Perché è necessario un reddito di base universale?

di Walter
Baier

Vorrei iniziare indicando dove sta il problema: in questo momento, in tutta l’Unione Europea ci sono oltre 14 milioni di disoccupati e milioni di persone licenziate o che svolgono lavori precari. Eppure siamo solo all’inizio di una crisi economica globale, di cui nessuno può prevedere portata e durata. La disoccupazione e la precarizzazione sono quindi la più grande minaccia per la classe lavoratrice. Una sinistra socialista può accontentarsi semplicemente di consolare le persone con la promessa di un futuro socialista incerto? O con la speranza che la ricchezza possa essere distribuita in modo più equo all’interno di un’economia capitalista una volta che sarà tornata a crescere?

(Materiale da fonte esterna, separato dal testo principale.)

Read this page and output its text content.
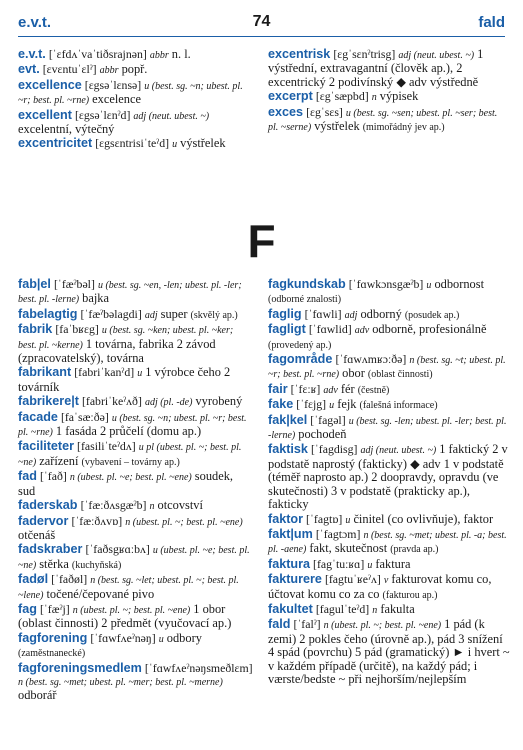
e.v.t.	74	fald
e.v.t. [ˈɛfdʌˈvaˈtiðsrajnәn] abbr n. l.
evt. [ɛvɛntuˈɛlˀ] abbr popř.
excellence [ɛgsәˈlɛnsә] u (best. sg. ~n; ubest. pl. ~r; best. pl. ~rne) excelence
excellent [ɛgsәˈlɛnˀd] adj (neut. ubest. ~) excelentní, výtečný
excentricitet [ɛgsɛntrisiˈteˀd] u výstřelek
excentrisk [ɛgˈsɛnˀtrisg] adj (neut. ubest. ~) 1 výstřední, extravagantní (člověk ap.), 2 excentrický 2 podivínský ◆ adv výstředně
excerpt [ɛgˈsæpbd] n výpisek
exces [ɛgˈsɛs] u (best. sg. ~sen; ubest. pl. ~ser; best. pl. ~serne) výstřelek (mimořádný jev ap.)
F
fab|el [ˈfæˀbәl] u (best. sg. ~en, -len; ubest. pl. -ler; best. pl. -lerne) bajka
fabelagtig [ˈfæˀbәlagdi] adj super (skvělý ap.)
fabrik [faˈbʁɛg] u (best. sg. ~ken; ubest. pl. ~ker; best. pl. ~kerne) 1 továrna, fabrika 2 závod (zpracovatelský), továrna
fabrikant [fabriˈkanˀd] u 1 výrobce čeho 2 továrník
fabrikere|t [fabriˈkeˀʌð] adj (pl. -de) vyrobený
facade [faˈsæːðә] u (best. sg. ~n; ubest. pl. ~r; best. pl. ~rne) 1 fasáda 2 průčelí (domu ap.)
faciliteter [fasiliˈteˀdʌ] u pl (ubest. pl. ~; best. pl. ~ne) zařízení (vybavení – továrny ap.)
fad [ˈfað] n (ubest. pl. ~e; best. pl. ~ene) soudek, sud
faderskab [ˈfæːðʌsgæˀb] n otcovství
fadervor [ˈfæːðʌvɒ] n (ubest. pl. ~; best. pl. ~ene) otčenáš
fadskraber [ˈfaðsgʁɑːbʌ] u (ubest. pl. ~e; best. pl. ~ne) stěrka (kuchyňská)
fadøl [ˈfaðøl] n (best. sg. ~let; ubest. pl. ~; best. pl. ~lene) točené/čepované pivo
fag [ˈfæˀj] n (ubest. pl. ~; best. pl. ~ene) 1 obor (oblast činnosti) 2 předmět (vyučovací ap.)
fagforening [ˈfɑwfʌeˀnәŋ] u odbory (zaměstnanecké)
fagforeningsmedlem [ˈfɑwfʌeˀnәŋsmeðlɛm] n (best. sg. ~met; ubest. pl. ~mer; best. pl. ~merne) odborář
fagkundskab [ˈfɑwkɔnsgæˀb] u odbornost (odborné znalosti)
faglig [ˈfɑwli] adj odborný (posudek ap.)
fagligt [ˈfɑwlid] adv odborně, profesionálně (provedený ap.)
fagområde [ˈfɑwʌmʁɔːðә] n (best. sg. ~t; ubest. pl. ~r; best. pl. ~rne) obor (oblast činnosti)
fair [ˈfɛːʁ] adv fér (čestně)
fake [ˈfɛjg] u fejk (falešná informace)
fak|kel [ˈfagәl] u (best. sg. -len; ubest. pl. -ler; best. pl. -lerne) pochodeň
faktisk [ˈfagdisg] adj (neut. ubest. ~) 1 faktický 2 v podstatě naprostý (fakticky) ◆ adv 1 v podstatě (téměř naprosto ap.) 2 doopravdy, opravdu (ve skutečnosti) 3 v podstatě (prakticky ap.), fakticky
faktor [ˈfagtɒ] u činitel (co ovlivňuje), faktor
fakt|um [ˈfagtɔm] n (best. sg. ~met; ubest. pl. -a; best. pl. -aene) fakt, skutečnost (pravda ap.)
faktura [fagˈtuːʁɑ] u faktura
fakturere [fagtuˈʁeˀʌ] v fakturovat komu co, účtovat komu co za co (fakturou ap.)
fakultet [fagulˈteˀd] n fakulta
fald [ˈfalˀ] n (ubest. pl. ~; best. pl. ~ene) 1 pád (k zemi) 2 pokles čeho (úrovně ap.), pád 3 snížení 4 spád (povrchu) 5 pád (gramatický) ► i hvert ~ v každém případě (určitě), na každý pád; i værste/bedste ~ při nejhorším/nejlepším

È compito dei sindacati definire i termini finanziari e legali in base ai quali la forza lavoro viene venduta per conto degli occupati. Ma cosa succede se la forza lavoro non può più essere venduta a causa della crisi? Nelle aree in cui la politica sindacale rischia di perdere la propria influenza, la politica sociale diventa ancora più essenziale. La crisi ambientale e la digitalizzazione ci hanno fatto precipitare in una ristrutturazione senza precedenti del modello capitalista.

Nella UE (e anche al di fuori di essa) le società devono trasformare le loro basi industriali e la produzione di energia in un tempo relativamente breve per evitare le conseguenze catastrofiche del cambiamento climatico.

Allo stesso tempo, il 15% dei posti di lavoro scomparirà a causa della digitalizzazione. Per garantire che a lungo termine ciò non comporti disoccupazione di massa e impoverimento generalizzato è necessario ridurre drasticamente l’orario di lavoro senza tagliare le retribuzioni.

Tuttavia, poiché la digitalizzazione è destinata a influenzare i settori economici in modo diverso, l’impatto di una riduzione generalizzata dell’orario di lavoro potrebbe essere limitato. Nelle professioni manifatturiere e orientate alla produzione, per esempio, circa il 70% dei posti di lavoro è a rischio potenziale di automazione, rispetto al 50% del settore dei servizi.

In futuro non solo lavoreremo meno, ma lavoreremo in modo diverso e produrremo cose diverse.

Ciò richiede cambiamenti a livello sociale (macro), ma significherà anche che, nel corso della loro vita lavorativa, le persone dovranno ancora più spesso inseguire nuove opportunità di lavoro e acquisire nuove competenze e conoscenze. E questo non può verificarsi in condizioni umane e socialmente sicure se si è lasciati al mercato o alla mercé di un’autorità pubblica. Le persone devono essere in grado di prendere le proprie decisioni. Ecco perché è necessario un reddito di base universale garantito dallo Stato, finanziato dalle tasse e senza restrizioni. Un reddito di base incondizionato è anche una questione di come scegliamo di vivere insieme. Gran parte del lavoro essenziale del mondo viene svolto gratuitamente, vale a dire per devozione, amore o idealismo. Nessuna società potrebbe funzionare senza la genitorialità, il lavoro di cura, la gestione della casa, la costruzione di relazioni o il volontariato. È giunto il momento di liberare queste attività vitali dai vincoli della dipendenza patriarcale. Un reddito di base universale trasformerebbe questo lavoro in un servizio offerto equamente da tutti, di propria spontanea volontà, a coloro che li circondano e quindi alla società.